Generators (03) introduces the suspension model that async/await is built on.
Decorators (05) requires closures - read lesson 06 alongside or first if closures feel uncertain.
functools (09) and partial/currying (10) synthesise everything that came before.
After every lesson: open your editor and implement the concepts cold, from memory. Reading examples builds familiarity. Writing them from scratch builds understanding.

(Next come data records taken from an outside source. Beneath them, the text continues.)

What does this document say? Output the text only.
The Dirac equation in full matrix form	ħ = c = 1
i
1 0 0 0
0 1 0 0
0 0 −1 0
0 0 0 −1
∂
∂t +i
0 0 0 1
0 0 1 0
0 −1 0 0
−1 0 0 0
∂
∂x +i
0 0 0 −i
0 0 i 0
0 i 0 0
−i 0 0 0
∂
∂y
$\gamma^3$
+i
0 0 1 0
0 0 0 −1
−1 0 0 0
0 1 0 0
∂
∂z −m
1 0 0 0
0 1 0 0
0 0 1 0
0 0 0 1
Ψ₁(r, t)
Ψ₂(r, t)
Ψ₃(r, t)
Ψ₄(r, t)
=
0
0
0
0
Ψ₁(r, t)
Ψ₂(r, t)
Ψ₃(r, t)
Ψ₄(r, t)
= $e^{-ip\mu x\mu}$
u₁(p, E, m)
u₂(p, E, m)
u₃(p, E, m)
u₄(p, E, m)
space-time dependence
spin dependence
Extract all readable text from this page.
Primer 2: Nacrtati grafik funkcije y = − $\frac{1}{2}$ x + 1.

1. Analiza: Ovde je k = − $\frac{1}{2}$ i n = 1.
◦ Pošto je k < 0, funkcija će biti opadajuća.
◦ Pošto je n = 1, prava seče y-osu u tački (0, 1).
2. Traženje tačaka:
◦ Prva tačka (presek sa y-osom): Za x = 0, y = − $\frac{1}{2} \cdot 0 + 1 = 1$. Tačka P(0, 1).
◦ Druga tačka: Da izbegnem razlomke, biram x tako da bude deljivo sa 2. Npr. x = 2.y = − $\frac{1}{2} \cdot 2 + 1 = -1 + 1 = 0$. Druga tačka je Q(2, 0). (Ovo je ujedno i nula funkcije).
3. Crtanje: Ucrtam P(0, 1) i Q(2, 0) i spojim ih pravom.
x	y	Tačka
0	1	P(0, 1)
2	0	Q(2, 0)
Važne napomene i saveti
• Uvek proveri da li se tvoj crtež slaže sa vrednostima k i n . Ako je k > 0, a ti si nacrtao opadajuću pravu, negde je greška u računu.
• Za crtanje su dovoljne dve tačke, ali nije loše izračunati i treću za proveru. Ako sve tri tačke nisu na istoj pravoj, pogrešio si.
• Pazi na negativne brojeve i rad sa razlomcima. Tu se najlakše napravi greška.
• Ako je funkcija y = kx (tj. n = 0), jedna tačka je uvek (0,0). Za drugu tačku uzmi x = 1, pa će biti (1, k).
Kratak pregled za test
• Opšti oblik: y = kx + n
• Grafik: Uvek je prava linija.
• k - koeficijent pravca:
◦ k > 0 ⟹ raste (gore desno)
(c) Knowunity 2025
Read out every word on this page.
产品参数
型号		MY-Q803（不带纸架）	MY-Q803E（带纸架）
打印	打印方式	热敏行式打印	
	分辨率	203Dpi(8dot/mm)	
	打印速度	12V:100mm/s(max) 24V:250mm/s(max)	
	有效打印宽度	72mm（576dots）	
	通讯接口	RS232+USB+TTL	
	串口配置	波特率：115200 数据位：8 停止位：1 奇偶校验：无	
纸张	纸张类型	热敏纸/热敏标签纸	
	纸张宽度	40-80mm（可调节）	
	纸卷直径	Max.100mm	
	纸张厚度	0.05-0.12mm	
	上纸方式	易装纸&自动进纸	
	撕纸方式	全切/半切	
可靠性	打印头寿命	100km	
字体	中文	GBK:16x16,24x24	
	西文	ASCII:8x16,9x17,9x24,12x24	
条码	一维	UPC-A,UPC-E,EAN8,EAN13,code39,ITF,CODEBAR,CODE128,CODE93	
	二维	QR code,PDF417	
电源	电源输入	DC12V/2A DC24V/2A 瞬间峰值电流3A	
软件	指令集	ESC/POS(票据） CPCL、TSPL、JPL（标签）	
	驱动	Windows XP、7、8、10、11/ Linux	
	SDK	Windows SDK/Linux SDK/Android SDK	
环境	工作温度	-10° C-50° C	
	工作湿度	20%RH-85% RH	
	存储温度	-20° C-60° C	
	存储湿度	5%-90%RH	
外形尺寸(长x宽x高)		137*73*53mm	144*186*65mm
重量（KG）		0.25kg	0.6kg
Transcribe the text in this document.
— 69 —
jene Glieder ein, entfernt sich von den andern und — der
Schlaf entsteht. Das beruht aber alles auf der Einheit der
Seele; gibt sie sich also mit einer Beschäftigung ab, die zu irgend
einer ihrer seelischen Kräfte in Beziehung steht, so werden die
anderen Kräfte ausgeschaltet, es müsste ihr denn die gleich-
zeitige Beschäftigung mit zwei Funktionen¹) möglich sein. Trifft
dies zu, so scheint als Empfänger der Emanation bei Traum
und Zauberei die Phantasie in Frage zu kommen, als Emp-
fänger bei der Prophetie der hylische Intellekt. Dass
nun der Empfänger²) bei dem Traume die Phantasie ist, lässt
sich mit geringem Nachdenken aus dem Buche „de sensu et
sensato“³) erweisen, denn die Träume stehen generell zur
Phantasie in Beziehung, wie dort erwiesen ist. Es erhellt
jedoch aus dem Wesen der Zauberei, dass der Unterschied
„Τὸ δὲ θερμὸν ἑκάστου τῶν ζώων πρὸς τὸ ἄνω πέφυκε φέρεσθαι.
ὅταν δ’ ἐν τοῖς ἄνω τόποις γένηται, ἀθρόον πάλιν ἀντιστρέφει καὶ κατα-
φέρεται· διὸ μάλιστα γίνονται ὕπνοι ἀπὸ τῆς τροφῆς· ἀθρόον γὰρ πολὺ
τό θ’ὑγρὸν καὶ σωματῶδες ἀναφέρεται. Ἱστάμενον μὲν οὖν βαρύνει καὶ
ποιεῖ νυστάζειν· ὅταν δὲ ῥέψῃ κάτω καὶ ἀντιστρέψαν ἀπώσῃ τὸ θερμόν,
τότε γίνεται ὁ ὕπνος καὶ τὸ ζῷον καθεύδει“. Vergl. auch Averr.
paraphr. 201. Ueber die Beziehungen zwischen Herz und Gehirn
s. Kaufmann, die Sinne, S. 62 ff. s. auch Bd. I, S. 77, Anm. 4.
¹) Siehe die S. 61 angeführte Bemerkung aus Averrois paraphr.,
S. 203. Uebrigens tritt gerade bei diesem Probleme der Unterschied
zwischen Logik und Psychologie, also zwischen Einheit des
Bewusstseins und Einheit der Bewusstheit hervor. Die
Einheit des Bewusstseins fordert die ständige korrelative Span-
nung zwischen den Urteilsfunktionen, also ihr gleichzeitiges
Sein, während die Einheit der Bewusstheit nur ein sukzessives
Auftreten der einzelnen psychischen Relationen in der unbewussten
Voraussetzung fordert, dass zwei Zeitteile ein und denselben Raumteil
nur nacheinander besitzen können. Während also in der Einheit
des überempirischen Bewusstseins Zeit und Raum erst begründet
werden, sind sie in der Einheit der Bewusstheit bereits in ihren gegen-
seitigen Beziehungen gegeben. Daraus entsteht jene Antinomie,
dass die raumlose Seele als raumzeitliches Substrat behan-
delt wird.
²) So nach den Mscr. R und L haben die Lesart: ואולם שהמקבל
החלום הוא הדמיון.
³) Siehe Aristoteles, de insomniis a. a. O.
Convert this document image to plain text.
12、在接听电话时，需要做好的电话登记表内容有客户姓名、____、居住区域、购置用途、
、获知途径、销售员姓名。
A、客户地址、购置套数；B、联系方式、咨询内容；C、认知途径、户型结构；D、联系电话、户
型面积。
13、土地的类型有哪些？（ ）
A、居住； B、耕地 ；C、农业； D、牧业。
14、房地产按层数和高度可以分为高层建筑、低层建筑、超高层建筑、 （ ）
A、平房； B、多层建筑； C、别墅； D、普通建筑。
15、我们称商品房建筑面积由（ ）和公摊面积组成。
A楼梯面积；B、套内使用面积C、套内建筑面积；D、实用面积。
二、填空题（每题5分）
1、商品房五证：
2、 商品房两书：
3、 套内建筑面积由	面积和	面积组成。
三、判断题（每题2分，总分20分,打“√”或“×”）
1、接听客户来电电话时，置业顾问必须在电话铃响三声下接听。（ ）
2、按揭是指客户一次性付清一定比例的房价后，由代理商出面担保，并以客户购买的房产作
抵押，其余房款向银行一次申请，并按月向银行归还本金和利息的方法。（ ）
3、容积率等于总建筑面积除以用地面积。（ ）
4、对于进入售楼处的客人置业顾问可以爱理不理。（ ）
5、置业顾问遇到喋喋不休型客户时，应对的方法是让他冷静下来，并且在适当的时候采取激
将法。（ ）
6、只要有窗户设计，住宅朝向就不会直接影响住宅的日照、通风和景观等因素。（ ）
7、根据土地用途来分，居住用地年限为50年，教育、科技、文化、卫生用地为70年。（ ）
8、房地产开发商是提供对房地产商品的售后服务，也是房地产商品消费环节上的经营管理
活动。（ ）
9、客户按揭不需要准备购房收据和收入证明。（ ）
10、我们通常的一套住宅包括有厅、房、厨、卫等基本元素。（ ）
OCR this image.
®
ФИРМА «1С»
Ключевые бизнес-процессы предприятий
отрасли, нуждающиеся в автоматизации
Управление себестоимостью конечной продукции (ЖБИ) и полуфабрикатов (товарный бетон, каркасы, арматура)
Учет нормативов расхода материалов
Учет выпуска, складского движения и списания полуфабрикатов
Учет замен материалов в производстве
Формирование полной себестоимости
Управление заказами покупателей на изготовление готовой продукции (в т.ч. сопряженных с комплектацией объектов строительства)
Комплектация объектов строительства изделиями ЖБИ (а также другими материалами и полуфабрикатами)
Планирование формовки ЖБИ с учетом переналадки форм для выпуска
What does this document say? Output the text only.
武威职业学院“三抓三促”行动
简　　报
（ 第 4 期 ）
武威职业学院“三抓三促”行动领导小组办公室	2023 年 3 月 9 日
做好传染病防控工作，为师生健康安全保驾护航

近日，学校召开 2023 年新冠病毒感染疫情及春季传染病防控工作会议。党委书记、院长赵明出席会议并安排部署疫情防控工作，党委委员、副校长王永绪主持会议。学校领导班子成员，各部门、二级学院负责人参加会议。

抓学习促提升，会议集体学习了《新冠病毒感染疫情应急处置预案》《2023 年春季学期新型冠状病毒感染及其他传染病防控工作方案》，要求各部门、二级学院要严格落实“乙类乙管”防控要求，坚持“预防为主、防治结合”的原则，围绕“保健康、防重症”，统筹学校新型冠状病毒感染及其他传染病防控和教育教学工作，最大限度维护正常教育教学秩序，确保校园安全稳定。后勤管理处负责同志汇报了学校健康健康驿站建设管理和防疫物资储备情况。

The opening puzzle of every lesson is not decorative. Attempt a genuine prediction before reading. If you are wrong, that is the signal - you have found the precise gap the lesson closes.
The Engineering Standard
This module is written for engineers building production systems.
Generators appear in Django ORM querysets, SQLAlchemy result sets, and every async framework. Decorators are how FastAPI builds its entire routing and dependency injection system. functools.lru_cache is how you make a recursive Fibonacci viable at n=1000. Closures are how every well-designed callback API works without globals.
Understanding these tools at the mechanical level - not just the syntax - is what separates engineers who use Python from engineers who understand it. By the end of this module, you will not just know what a decorator does. You will know exactly what happens in memory when one is applied, what functools.wraps preserves and why it matters, and how to write a parametrised decorator that works correctly when stacked three deep.
That depth is not academic. It is the difference between debugging a decorator stack in five minutes and spending an afternoon on it.